Half a swarm of bees went to collect honey from a mustard field. Three fourth of the rest went to a rose garden. The rest ten were still undecided. How many bees were there in all

Answer 1

Therefore, their were 80 bees in all.

Answer 2

There are total of 80 bees in the swarm.

Step-by-step explanation:

Let the total number of bees in the swarm be 'x'.

Now according to question,

Half a swarm of bees went to collect honey from a mustard field.

number of bees went to collect honey from a mustard field = $\frac{x}{2}$

Also Given:

Three fourth of the rest went to a rose garden.

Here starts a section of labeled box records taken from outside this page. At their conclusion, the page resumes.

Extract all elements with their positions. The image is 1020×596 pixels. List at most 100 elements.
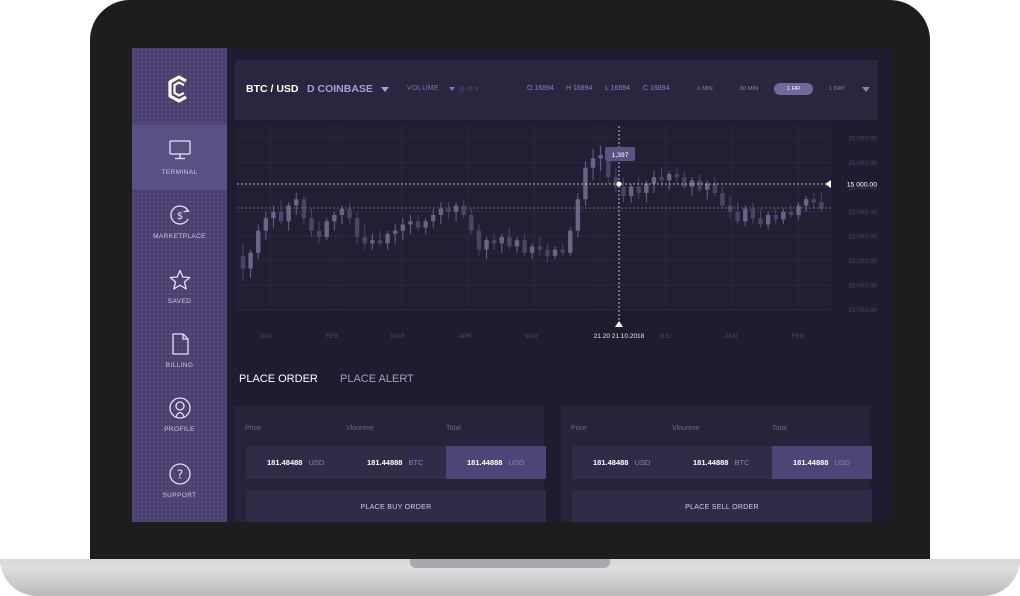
candle-body[interactable] [590, 158, 596, 168]
volume-settings-icons[interactable]: ◎ ⊙ × [459, 85, 479, 93]
candle-body[interactable] [423, 221, 428, 228]
candle-body[interactable] [735, 211, 740, 222]
candle-body[interactable] [697, 180, 702, 190]
candle-body[interactable] [278, 211, 284, 222]
candle-body[interactable] [324, 221, 329, 238]
candle-body[interactable] [316, 230, 322, 238]
candle-body[interactable] [712, 183, 718, 193]
candle-body[interactable] [598, 155, 603, 159]
chevron-down-icon[interactable] [862, 87, 870, 92]
sidebar-item-profile[interactable]: PROFILE [132, 382, 227, 446]
candlestick-chart[interactable]: 20 000.00 15 000.00 15 000.00 15 000.00 15 0… [235, 126, 883, 348]
candle-body[interactable] [354, 218, 360, 238]
sell-price-field[interactable]: 181.48488 USD [572, 446, 672, 479]
timeframe-1day[interactable]: 1 DAY [819, 83, 855, 95]
timeframe-1min[interactable]: 1 MIN [687, 83, 723, 95]
candle-body[interactable] [545, 249, 550, 256]
candle-body[interactable] [522, 240, 527, 253]
candle-body[interactable] [453, 205, 459, 212]
candle-body[interactable] [720, 192, 725, 206]
candle-body[interactable] [628, 186, 634, 197]
candle-body[interactable] [811, 199, 816, 203]
sidebar-item-saved[interactable]: SAVED [132, 254, 227, 318]
candle-body[interactable] [644, 183, 649, 193]
candle-body[interactable] [415, 221, 421, 228]
candle-body[interactable] [727, 205, 733, 212]
candle-body[interactable] [514, 240, 520, 247]
candle-body[interactable] [362, 237, 367, 244]
candle-body[interactable] [636, 186, 641, 193]
candle-body[interactable] [705, 183, 710, 190]
candle-body[interactable] [507, 237, 512, 247]
candle-body[interactable] [476, 230, 482, 250]
candle-body[interactable] [446, 208, 451, 212]
sidebar-item-terminal[interactable]: TERMINAL [132, 125, 227, 189]
candle-body[interactable] [438, 208, 444, 215]
buy-price-field[interactable]: 181.48488 USD [246, 446, 346, 479]
candle-body[interactable] [393, 230, 398, 234]
candle-body[interactable] [773, 215, 778, 220]
sidebar-item-support[interactable]: ? SUPPORT [132, 448, 227, 512]
tab-place-order[interactable]: PLACE ORDER [239, 373, 318, 385]
candle-body[interactable] [781, 211, 786, 220]
volume-label[interactable]: VOLUME [407, 85, 439, 92]
candle-body[interactable] [575, 199, 581, 231]
candle-body[interactable] [332, 215, 337, 222]
candle-body[interactable] [743, 208, 748, 222]
candle-body[interactable] [491, 240, 497, 244]
candle-body[interactable] [370, 240, 375, 244]
candle-body[interactable] [674, 174, 679, 178]
candle-body[interactable] [294, 199, 299, 206]
candle-body[interactable] [499, 237, 504, 244]
candle-body[interactable] [666, 174, 672, 181]
candle-body[interactable] [240, 255, 246, 269]
sidebar-item-billing[interactable]: BILLING [132, 318, 227, 382]
candle-body[interactable] [803, 199, 809, 206]
chevron-down-icon[interactable] [449, 87, 455, 91]
candle-body[interactable] [796, 205, 801, 215]
candle-body[interactable] [583, 167, 588, 200]
candle-body[interactable] [568, 230, 573, 253]
candle-body[interactable] [484, 240, 489, 250]
place-sell-order-button[interactable]: PLACE SELL ORDER [572, 490, 872, 522]
candle-body[interactable] [689, 180, 695, 187]
candle-body[interactable] [248, 252, 253, 269]
sell-total-field[interactable]: 181.44888 USD [772, 446, 872, 479]
pair-selector[interactable]: BTC / USD [246, 83, 299, 95]
candle-body[interactable] [529, 246, 535, 253]
app-logo-icon[interactable] [164, 74, 194, 104]
candle-body[interactable] [537, 246, 543, 250]
exchange-selector[interactable]: D COINBASE [307, 83, 373, 95]
candle-body[interactable] [408, 221, 413, 225]
candle-body[interactable] [309, 218, 314, 231]
candle-body[interactable] [347, 208, 352, 219]
candle-body[interactable] [765, 215, 771, 225]
candle-body[interactable] [560, 249, 565, 253]
place-buy-order-button[interactable]: PLACE BUY ORDER [246, 490, 546, 522]
sell-volume-field[interactable]: 181.44888 BTC [672, 446, 772, 479]
candle-body[interactable] [621, 186, 626, 197]
candle-body[interactable] [750, 208, 756, 219]
buy-total-field[interactable]: 181.44888 USD [446, 446, 546, 479]
candle-body[interactable] [377, 240, 383, 244]
candle-body[interactable] [271, 211, 276, 219]
candle-body[interactable] [301, 199, 307, 219]
timeframe-1hr[interactable]: 1 HR [774, 83, 813, 95]
candle-body[interactable] [651, 177, 657, 184]
candle-body[interactable] [682, 177, 687, 187]
sidebar-item-marketplace[interactable]: $ MARKETPLACE [132, 189, 227, 253]
candle-body[interactable] [256, 230, 261, 253]
candle-body[interactable] [552, 249, 558, 256]
candle-body[interactable] [461, 205, 466, 215]
chevron-down-icon[interactable] [381, 87, 389, 92]
timeframe-30min[interactable]: 30 MIN [731, 83, 767, 95]
candle-body[interactable] [788, 211, 794, 215]
tab-place-alert[interactable]: PLACE ALERT [340, 373, 414, 385]
buy-volume-field[interactable]: 181.44888 BTC [346, 446, 446, 479]
candle-body[interactable] [758, 218, 763, 225]
candle-body[interactable] [339, 208, 345, 215]
candle-body[interactable] [385, 233, 390, 244]
candle-body[interactable] [263, 218, 269, 231]
candle-body[interactable] [431, 215, 436, 222]
candle-body[interactable] [659, 177, 664, 181]
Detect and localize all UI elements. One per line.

number of bees went to rose garden = $\frac{3}{4}(x-\frac{x}2})$

Number of bees undecided = 10

Now we know that;

total number of bees is equal to sum of number of bees went to collect honey from a mustard field and number of bees went to rose garden and Number of bees undecided.

framing in equation form we get;

$\frac{x}{2}+\frac{3}{4}(x-\frac{x}{2})+10 = x\\\\\frac{x}{2}+\frac{3}{4}x-\frac{3}{4}\times \frac{x}{2} =x-10\\\\\frac{x}{2}+\frac{3}{4}x-\frac{3x}{8} =x-10$

Now making the denominator common using LCM we get;

$\frac{x\times4}{2\times4}+\frac{3\times2}{4\times2}x-\frac{3x\times1}{8\times1} =x-10\\\\\frac{4x}{8}+\frac{6x}{8}-\frac{3x}{8} =x-10\\\\\frac{4x+6x-3x}{8} = x-10\\\\7x=8(x-10)\\\\7x= 8x -80\\\\8x-7x=80\\\\x=80$

Hence there are total of 80 bees in the swarm.